Hard Problems Solved by ScyllaDB and Scala: Distribution and Concurrency
In terms of the Popper engine (also written in Scala/Akka), Alexandros noted concurrency is “super hard,” citing the following quote by Mathias Verraes:
There are only two hard problems in distributed systems: 2. Exactly-once delivery 1. Guaranteed order of messages 2. Exactly-once delivery.
— Mathias Verraes
Alexandros made the analogy, “Thinking about concurrency is like thinking about distributed systems. Most of everybody here who’s using ScyllaDB works with distributed systems but you don’t have to think about it because ScyllaDB has abstracted that out for you.”
Similarly, in Alexandros’ view Scala provides nice abstractions for Java concurrency. Even with those abstractions, it is very hard. However, just as you don’t need to worry about distributed systems because ScyllaDB has abstracted that complexity, you don’t need to worry about concurrency with Scala because it has done the hard work for you.
Looking at the Namespace for the Popper Engine, he noted that it has mutable state, both for experiments (running and scheduled), and segments, which can be owned by experiments.
A simple example of what an object-oriented Namespace in the Popper Engine can look like.
Normally in Java to maintain state you would obtain a lock, have multiple threads, and put it in a queue waiting for its turn to access the state, during which time it is eating up CPU.
Alexandros notes how Scala, being a polyglot language — supporting functional, object-oriented, or actor-model programming paradigms — means that you can quickly end up with “spaghetti code” if you try to mix all of those together.
So he splits out different design patterns. In the example above he has an object with state and methods to operate on the state.
Yet Popper also has functions, which have no side effects and referential transparency:
An example of a function in the Popper Engine written in Scala.

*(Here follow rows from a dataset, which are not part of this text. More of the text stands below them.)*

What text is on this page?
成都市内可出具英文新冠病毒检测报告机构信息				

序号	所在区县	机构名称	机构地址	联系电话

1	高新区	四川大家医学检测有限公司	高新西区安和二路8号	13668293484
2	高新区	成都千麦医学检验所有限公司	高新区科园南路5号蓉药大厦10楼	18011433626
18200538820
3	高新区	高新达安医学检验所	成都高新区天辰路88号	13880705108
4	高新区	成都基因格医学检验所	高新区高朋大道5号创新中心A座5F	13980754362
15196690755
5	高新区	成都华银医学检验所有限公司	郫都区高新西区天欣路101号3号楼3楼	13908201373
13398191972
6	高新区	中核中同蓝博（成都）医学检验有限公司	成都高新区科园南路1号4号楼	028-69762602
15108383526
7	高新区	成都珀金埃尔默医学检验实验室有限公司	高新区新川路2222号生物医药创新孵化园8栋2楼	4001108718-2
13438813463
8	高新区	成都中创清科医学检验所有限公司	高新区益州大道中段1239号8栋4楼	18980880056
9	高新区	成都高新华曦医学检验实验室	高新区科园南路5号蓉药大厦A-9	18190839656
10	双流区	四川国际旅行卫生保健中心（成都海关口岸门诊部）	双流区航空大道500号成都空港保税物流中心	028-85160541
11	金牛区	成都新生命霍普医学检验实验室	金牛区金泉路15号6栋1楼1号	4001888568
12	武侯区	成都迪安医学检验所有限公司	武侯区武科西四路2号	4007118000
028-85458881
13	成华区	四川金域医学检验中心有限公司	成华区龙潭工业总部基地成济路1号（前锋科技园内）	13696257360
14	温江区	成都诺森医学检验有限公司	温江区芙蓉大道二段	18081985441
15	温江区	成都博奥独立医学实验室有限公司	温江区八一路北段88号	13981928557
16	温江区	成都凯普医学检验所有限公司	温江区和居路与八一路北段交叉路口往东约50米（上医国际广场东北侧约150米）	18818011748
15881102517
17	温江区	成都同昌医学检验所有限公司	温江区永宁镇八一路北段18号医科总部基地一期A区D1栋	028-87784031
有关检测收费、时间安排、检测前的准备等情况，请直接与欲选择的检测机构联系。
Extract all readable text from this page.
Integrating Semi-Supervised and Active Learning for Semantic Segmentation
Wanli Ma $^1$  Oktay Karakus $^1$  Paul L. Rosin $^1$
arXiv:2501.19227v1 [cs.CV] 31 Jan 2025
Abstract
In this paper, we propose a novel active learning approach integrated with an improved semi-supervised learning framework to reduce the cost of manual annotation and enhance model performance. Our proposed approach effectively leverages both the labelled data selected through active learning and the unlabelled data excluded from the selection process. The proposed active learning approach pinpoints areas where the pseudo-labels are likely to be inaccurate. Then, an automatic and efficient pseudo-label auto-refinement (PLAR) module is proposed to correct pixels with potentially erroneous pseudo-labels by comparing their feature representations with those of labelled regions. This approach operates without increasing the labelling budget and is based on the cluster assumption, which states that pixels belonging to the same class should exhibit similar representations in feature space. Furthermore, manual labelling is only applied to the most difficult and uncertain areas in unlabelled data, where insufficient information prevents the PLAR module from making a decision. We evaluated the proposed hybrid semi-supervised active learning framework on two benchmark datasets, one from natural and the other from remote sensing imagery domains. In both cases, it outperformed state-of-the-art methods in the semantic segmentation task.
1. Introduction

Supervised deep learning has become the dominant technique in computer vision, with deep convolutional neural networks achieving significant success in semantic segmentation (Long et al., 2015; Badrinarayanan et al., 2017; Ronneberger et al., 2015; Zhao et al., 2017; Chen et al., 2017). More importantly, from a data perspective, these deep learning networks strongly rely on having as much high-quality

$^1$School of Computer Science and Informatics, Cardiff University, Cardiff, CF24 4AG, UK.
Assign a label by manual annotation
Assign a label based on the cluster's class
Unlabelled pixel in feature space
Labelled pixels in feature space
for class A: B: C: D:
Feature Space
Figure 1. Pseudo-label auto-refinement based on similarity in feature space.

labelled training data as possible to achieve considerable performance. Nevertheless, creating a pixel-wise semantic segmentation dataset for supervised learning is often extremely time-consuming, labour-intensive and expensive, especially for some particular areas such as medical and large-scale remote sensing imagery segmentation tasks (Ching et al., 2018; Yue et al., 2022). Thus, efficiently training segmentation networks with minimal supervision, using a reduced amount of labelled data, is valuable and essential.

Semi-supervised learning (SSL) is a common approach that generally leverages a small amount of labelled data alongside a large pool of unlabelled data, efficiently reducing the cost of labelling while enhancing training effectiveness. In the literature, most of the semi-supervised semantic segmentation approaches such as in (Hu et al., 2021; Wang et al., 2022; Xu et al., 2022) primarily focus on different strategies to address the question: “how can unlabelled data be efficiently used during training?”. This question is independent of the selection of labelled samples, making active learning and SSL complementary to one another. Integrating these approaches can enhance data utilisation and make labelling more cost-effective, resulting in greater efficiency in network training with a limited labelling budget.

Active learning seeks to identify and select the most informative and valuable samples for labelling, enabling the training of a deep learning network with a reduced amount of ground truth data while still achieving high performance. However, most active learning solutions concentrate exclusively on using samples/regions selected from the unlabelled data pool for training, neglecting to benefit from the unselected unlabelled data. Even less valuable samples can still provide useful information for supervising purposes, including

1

But Scala also supports an Actor context, where you can pretend all of your code is running in a single thread:
Actor context for the Popper Engine, also written in Scala.
To effectively use these different design paradigms, developers should want to keep them in different namespaces and leverage the type system to model a domain.
Developers will also need to understand the JVM and its proclivities, such as Garbage Collection. But, Alexandros pointed out, you may at times also need to drop down to mutable states and primitives. You can do a lot with Scala, so it is best to know and set your boundaries.
ScyllaDB on AWS
Tubi runs its server cluster on 4x i3.4xlarge instances with a replication factor of 3. This is connected to two clients supporting its Popper and analytics API, and two supporting data input from Kinesis. All four of these clients run on c5.2xlarge instances.
One of the many things that Alexandros appreciates about ScyllaDB is its lack of JVM. “I know how to do JVM tuning but I don’t want to spend my time doing this. I want to spend my time building applications.”
“I know how to do JVM tuning but I don’t want to spend my time doing this. I want to spend my time building applications.”
— Alexandros Bantis
Another aspect of ScyllaDB he appreciated was the read latency at peak. Tubi is often getting bursty traffic. Even during those peak times he was seeing sub-millisecond average latencies and P99s of 4 to 8 milliseconds. “So it’s super fast.”